Do any of act, apart from masking which is an act but totally different. 

  • I held my picture of a chicken upside down

    I remember being a stoat in Toad of Toad Hall at Junior School and I fell against a plywood tree, sending it crashing down. Luckily there was such a crush of us on stage no one could tell it was me - and this is the first time I've confessed - 63 years later!

  • I guess is it just a form of masking

    That's an interesting way of looking at it. 

  • Ah, you happily reminded me of Saturday morning drama lessons in Coventry Cathedral, when I was in my early teens. We were called 'The Porch Players' and performed on the steps between the old and new cathedrals. The lessons were run by drama students from Valparaiso [South America] over several years and were great fun. I learned how to run a props department. I wasn't any good as an actress but as a result of learning 'props', how to make/source them, I got a job in a large hospital running the Engineering stores, which I did for 8 years. That was one of the best jobs I had - very suitable decades before I knew I had autism. Thanks for triggering these memories, TheCatWoman!

  • I find it weird. Because I can and do mask all the time. I'm always putting on a front. But I can't actually or role play at all. I have no idea how. You'd think the skills would line up but they don't seem to. I'm so awkward if I try to act it's awful.

  • When I was an undergraduate I spent a lot of time involved in light opera: a nice mix of singing and acting. I found it liberating. I could be someone else entirely and behave in ways that would just not be possible in the everyday world. And I could be so much more articulate than in daily life because everything was carefully scripted.

    Of course, with an opera (like theatre) there is a clear sequence. Having to do things out of sequence would be quite disturbing (though come to think of it, I was once involved in recording a choral piece with the RSNO and managed to survive repeat takes of sections of the work). 

  • This is not quite what you mean, but it's voice acting related.

    I've discovered since having kids that I love to do the voices for the characters in books and I'm actually really good at it. I'm a bit sad I don't get to read to them as much now as they are reading themselves, though my daughter still enjoys a picture book now and again. I loved doing the 'Oi frog' series, and my peak was 'Oi duck-billed platypus', as I can do about 20 different voices for that. 

    My daughter used to talk to the characters when she was little, in the middle of the book she'd just start telling them things, so I obviously kept in character with replies. It was sweet that she considered them real.

    I was always too shy to act in school plays back in the day and would worry I looked a little clumsy the way I hold myself -I always look awkward in photos.

  • I agree that switcing modes like that is a form of acting and that it's exhausting, giving a talk to the local Womens Insistute was one of the hardest things I've ever had to to, they're like a bunch elderly naughty school girls gossiping and passing notes instead of listening.

    But thats not the sort of acting I was meaning.

    I was always so embarassed about being on stage, I never recovered from being the bleat in the school nativity play when I was about 7 or 8. I had to sit behind a screen and bleat during the shepherds scene. I was the best bleater in the class! I also had to be one of the french hens when singing the twelve days of xmas and I held my picture of a chicken upside down, so traumatic an experience I still want the ground to open up and swallow me when I look at a stage. That was about it for acting and drama in my school years, we just didn't do it, I'm always amazed at people who've done all this stuff when they were so young. and for many it's so normal!

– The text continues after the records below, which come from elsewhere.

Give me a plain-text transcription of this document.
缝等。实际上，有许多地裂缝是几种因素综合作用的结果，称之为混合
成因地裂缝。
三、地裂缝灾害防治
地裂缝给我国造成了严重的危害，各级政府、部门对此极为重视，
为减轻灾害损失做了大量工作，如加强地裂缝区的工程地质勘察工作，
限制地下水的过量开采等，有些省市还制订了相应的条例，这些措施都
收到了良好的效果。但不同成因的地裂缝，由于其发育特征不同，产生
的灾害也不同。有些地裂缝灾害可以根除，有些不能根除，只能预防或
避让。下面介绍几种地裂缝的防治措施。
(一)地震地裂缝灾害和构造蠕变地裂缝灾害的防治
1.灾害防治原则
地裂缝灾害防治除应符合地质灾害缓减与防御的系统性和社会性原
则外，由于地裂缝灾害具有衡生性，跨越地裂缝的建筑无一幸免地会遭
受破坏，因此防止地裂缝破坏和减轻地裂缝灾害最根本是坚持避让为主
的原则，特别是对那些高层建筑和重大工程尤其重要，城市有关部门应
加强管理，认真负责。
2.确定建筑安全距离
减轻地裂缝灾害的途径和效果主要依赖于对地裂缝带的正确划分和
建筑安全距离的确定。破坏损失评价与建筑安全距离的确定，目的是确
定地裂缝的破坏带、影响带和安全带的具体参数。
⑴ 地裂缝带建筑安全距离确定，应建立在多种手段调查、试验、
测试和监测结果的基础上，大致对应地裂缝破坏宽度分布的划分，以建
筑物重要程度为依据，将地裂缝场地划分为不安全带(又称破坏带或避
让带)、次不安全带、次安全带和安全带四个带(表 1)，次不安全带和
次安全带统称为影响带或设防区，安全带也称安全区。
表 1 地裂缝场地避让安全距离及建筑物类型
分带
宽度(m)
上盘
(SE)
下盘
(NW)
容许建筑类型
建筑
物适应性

  • I used to be able to switch into acting modes when I had to deal with groups of people, whether the board of directors in my company or a group of end users who were unable to do their job because of a failed IT system - being able to stop being tired / anxious or whatever and be a positive, caring and motivated face for the company could be done in seconds.

    It was exhausting though. I guess is it just a form of masking which most autists do every day.

  • I actually did a lot of acting when I was a teen. I was even Harold Hill in a production of The Music Man.

    I credit theater to how I learned a lot of things that I struggled with. Eye contact (just stare between the eyes), hugging (actually, I started hugging too much once they taught me it’s okay lol), and other little things like how far to stand from people were skills I learned from theater.